For me, however, my three year journey with rheumatoid arthritis been mostly extreme pain and fatigue.

And I didn’t realize how lucky I was.

Suddenly, the world is drunkenly blurry even with my glasses on. I have weird nerve pain on my scalp that feels like fire to touch along with dizziness and headaches, all because the inflammation in my neck is pressing on nerves at the top of my spine. My feet go numb and my legs go weak because the inflammation in my lumbar spine is pressing on those nerves, too. About a month ago, I noticed I suddenly have the beginnings of three rheumatoid nodules on my finger joints. I’ve had problems zipping my boots, turning the key in the door, and my fingers don’t want to type or hold my phone so I can text. And the hardest? I’ve almost dropped my son several times when trying to put him in his swing or picking him up.

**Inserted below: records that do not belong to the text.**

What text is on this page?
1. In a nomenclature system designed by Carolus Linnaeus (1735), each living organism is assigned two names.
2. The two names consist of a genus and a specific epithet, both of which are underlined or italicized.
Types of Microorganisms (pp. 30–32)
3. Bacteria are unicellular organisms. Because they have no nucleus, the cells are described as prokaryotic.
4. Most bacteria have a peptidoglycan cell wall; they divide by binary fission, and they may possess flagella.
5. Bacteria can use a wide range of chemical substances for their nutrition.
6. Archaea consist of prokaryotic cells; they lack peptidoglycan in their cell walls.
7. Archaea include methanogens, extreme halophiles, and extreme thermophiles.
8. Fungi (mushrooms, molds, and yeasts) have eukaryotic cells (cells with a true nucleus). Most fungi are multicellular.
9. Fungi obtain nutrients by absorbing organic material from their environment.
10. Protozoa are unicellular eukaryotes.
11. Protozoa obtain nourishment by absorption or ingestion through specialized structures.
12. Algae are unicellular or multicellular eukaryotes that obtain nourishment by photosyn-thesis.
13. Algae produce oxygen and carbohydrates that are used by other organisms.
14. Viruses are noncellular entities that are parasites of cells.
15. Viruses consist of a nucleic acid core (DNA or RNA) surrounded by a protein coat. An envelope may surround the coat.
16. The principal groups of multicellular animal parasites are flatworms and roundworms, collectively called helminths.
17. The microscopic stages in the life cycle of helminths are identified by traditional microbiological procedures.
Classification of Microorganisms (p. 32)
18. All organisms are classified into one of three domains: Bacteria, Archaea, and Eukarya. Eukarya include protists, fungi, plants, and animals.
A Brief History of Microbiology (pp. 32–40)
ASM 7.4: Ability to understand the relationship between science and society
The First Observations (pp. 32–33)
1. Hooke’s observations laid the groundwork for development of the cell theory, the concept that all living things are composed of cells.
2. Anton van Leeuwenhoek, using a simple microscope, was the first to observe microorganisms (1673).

Today, I couldn’t squeeze a bottle. My hand just didn’t want to function that way and my other hand isn’t doing much better. It didn’t want to hold the baby and I had to shift arms. It didn’t want to pick up a lightweight, empty, plastic bowl and I dropped it in the floor and woke up the sick baby. Every time I try to do something, I can’t do it.

I’ve known for several years that I have a horrible, degenerative disease and would progressively be in more and more pain. That scared me, of course, but I’m not too scared of pain. I don’t think it hit me until today, though, that there will be things I will actually not physically be capable of doing. Not because it hurts too much, but because my body won’t work the way it should. And, at 32, that’s already starting. I’ve never not been able to do something.

I am terrified. I paint. I crochet. I work on a computer for a living. I have a teenager, a 6-year-old, and a new baby to play with, raise, and love on. My life revolves around the use of my hands. Will I even be able to help my youngest son button his shirts and tie his shoes in a few short years? Or paint with him as I did his older siblings? My happiness and spirit revolves around the use of my hands.

So I’m going to go buy a stress ball to exercise my joints. Maybe some of those hilarious arthritis “make your life easy” tools you see on QVC so I can stop throwing kitchen utensils around in frustration. Breathe in healing. Remember not to take it out on my family because they love me and I may eventually need them to open doors and turn on my shower if I want to not stink or be able to get in the car.

This is a part of my journey. And I don’t know why, but I have a feeling I’m about to learn a whole lot of lessons in humility, self-love, and who I am as a person without all my gadgets and talents and busy work. And, it’s scary.